£125m to replace BP’s R22 refrigeration plant
The one-year £125m engineering, procurement and construction contract will see the R22 system being replaced by one operating on the HFC refrigerant R410A.
The Kinneil facility was one of a number of large consumers of R22 controversially given temporary exemptions from the European ban on the ozone-depleting HCFC refrigerants.
The existing R22 plant was installed in 1978 and fulfils the natural gas management needs of the Forties pipeline system.
Despite the imposition of a European ban on servicing systems with R22 from January 1, 2015, it was argued that BP Kinneil was vital to maintain the UK’s energy supply. The facility is said to support the transport of around 50% of UK oil production and approximately 25% of the UK gas production depends on the facility being operational.
After appeals to the UK government, BP Kinneil was given an exemption from the HCFC ban (1005/2009) to use 9,000kg of reclaimed R22 up until March 1, next year.

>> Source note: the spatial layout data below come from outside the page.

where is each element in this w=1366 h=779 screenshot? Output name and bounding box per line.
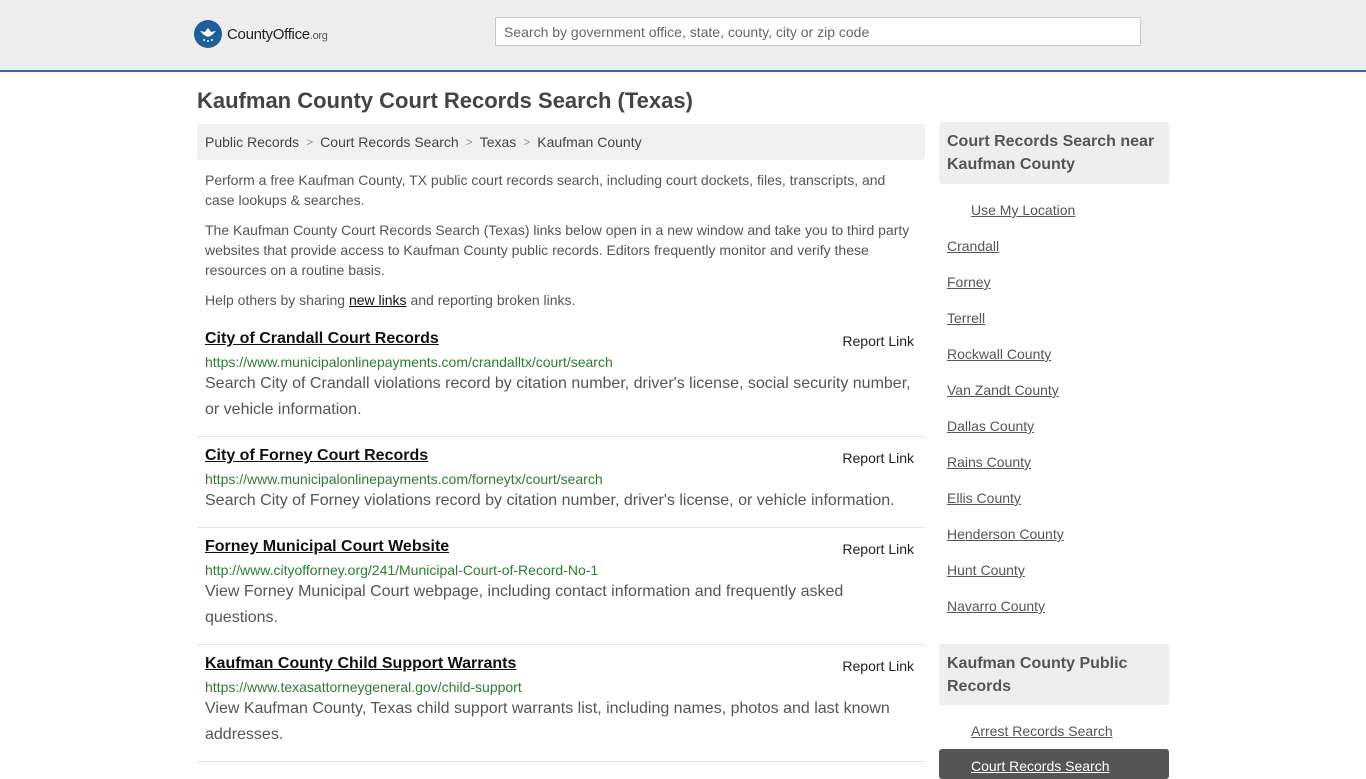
search-input[interactable] <box>495 17 1141 46</box>
list-item: Forney Municipal Court Website Report Li… <box>197 538 925 645</box>
intro-text: Perform a free Kaufman County, TX public… <box>205 170 917 320</box>
nearby-link-forney[interactable]: Forney <box>947 274 991 290</box>
report-link[interactable]: Report Link <box>842 333 914 349</box>
listing-description: Search City of Forney violations record … <box>205 492 895 509</box>
site-header: CountyOffice.org <box>0 0 1366 72</box>
nearby-link-terrell[interactable]: Terrell <box>947 310 985 326</box>
report-link[interactable]: Report Link <box>842 450 914 466</box>
listing-description: Search City of Crandall violations recor… <box>205 375 911 418</box>
breadcrumb-public-records[interactable]: Public Records <box>205 134 299 150</box>
nearby-link-henderson-county[interactable]: Henderson County <box>947 526 1064 542</box>
nearby-link-crandall[interactable]: Crandall <box>947 238 999 254</box>
listing-description: View Forney Municipal Court webpage, inc… <box>205 583 844 626</box>
listing-title-link[interactable]: City of Forney Court Records <box>205 447 917 465</box>
listing-url: https://www.municipalonlinepayments.com/… <box>205 354 613 370</box>
listing-url: https://www.texasattorneygeneral.gov/chi… <box>205 679 522 695</box>
listing-description: View Kaufman County, Texas child support… <box>205 700 890 743</box>
breadcrumb-kaufman-county[interactable]: Kaufman County <box>537 134 641 150</box>
intro-paragraph: Perform a free Kaufman County, TX public… <box>205 172 886 208</box>
nearby-heading: Court Records Search near Kaufman County <box>939 122 1169 184</box>
public-records-heading: Kaufman County Public Records <box>939 644 1169 705</box>
breadcrumb: Public Records > Court Records Search > … <box>197 124 925 160</box>
chevron-right-icon: > <box>465 135 473 149</box>
new-links-link[interactable]: new links <box>349 292 407 308</box>
breadcrumb-texas[interactable]: Texas <box>480 134 517 150</box>
logo-wordmark: CountyOffice <box>227 25 310 43</box>
nearby-link-hunt-county[interactable]: Hunt County <box>947 562 1025 578</box>
list-item: City of Forney Court Records Report Link… <box>197 447 925 528</box>
listing-title-link[interactable]: Kaufman County Child Support Warrants <box>205 655 917 673</box>
listing-title-link[interactable]: Forney Municipal Court Website <box>205 538 917 556</box>
page-title: Kaufman County Court Records Search (Tex… <box>197 88 693 113</box>
breadcrumb-court-records-search[interactable]: Court Records Search <box>320 134 459 150</box>
intro-paragraph: The Kaufman County Court Records Search … <box>205 222 910 278</box>
site-logo[interactable]: CountyOffice.org <box>194 20 328 48</box>
list-item: Kaufman County Child Support Warrants Re… <box>197 655 925 762</box>
logo-suffix: .org <box>309 29 328 42</box>
court-records-search-link-active[interactable]: Court Records Search <box>939 749 1169 779</box>
nearby-link-rockwall-county[interactable]: Rockwall County <box>947 346 1051 362</box>
chevron-right-icon: > <box>523 135 531 149</box>
chevron-right-icon: > <box>306 135 314 149</box>
nearby-link-dallas-county[interactable]: Dallas County <box>947 418 1034 434</box>
report-link[interactable]: Report Link <box>842 541 914 557</box>
use-my-location-link[interactable]: Use My Location <box>971 202 1075 218</box>
nearby-link-ellis-county[interactable]: Ellis County <box>947 490 1021 506</box>
listing-title-link[interactable]: City of Crandall Court Records <box>205 330 917 348</box>
nearby-link-rains-county[interactable]: Rains County <box>947 454 1031 470</box>
nearby-link-navarro-county[interactable]: Navarro County <box>947 598 1045 614</box>
report-link[interactable]: Report Link <box>842 658 914 674</box>
listing-url: http://www.cityofforney.org/241/Municipa… <box>205 562 599 578</box>
nearby-link-van-zandt-county[interactable]: Van Zandt County <box>947 382 1059 398</box>
listing-url: https://www.municipalonlinepayments.com/… <box>205 471 603 487</box>
arrest-records-search-link[interactable]: Arrest Records Search <box>971 723 1113 739</box>
intro-paragraph: Help others by sharing new links and rep… <box>205 292 576 308</box>
list-item: City of Crandall Court Records Report Li… <box>197 330 925 437</box>
eagle-seal-icon <box>194 20 222 48</box>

BP claimed it had originally begun the process to assess and identify alternatives to R22 in 2009. It looked at an ammonia CO2 system but this was found to be technically unfeasible and R507, another option, fell foul of the European F-gas regulations due to its high GWP. R410A was then seen as the only economically and technically feasible alternative.
Known as the Chilldown Project, the contract to replace was awarded under Amec Foster Wheeler’s global agreement with BP to provide it with engineering and project management services for the development of onshore facilities around the world. For the Chilldown Project, Amec Foster Wheeler will provide engineering, installation, project, construction and supply chain management services. QEDI, Amec Foster Wheeler’s completions and commissioning specialist, will provide commissioning support.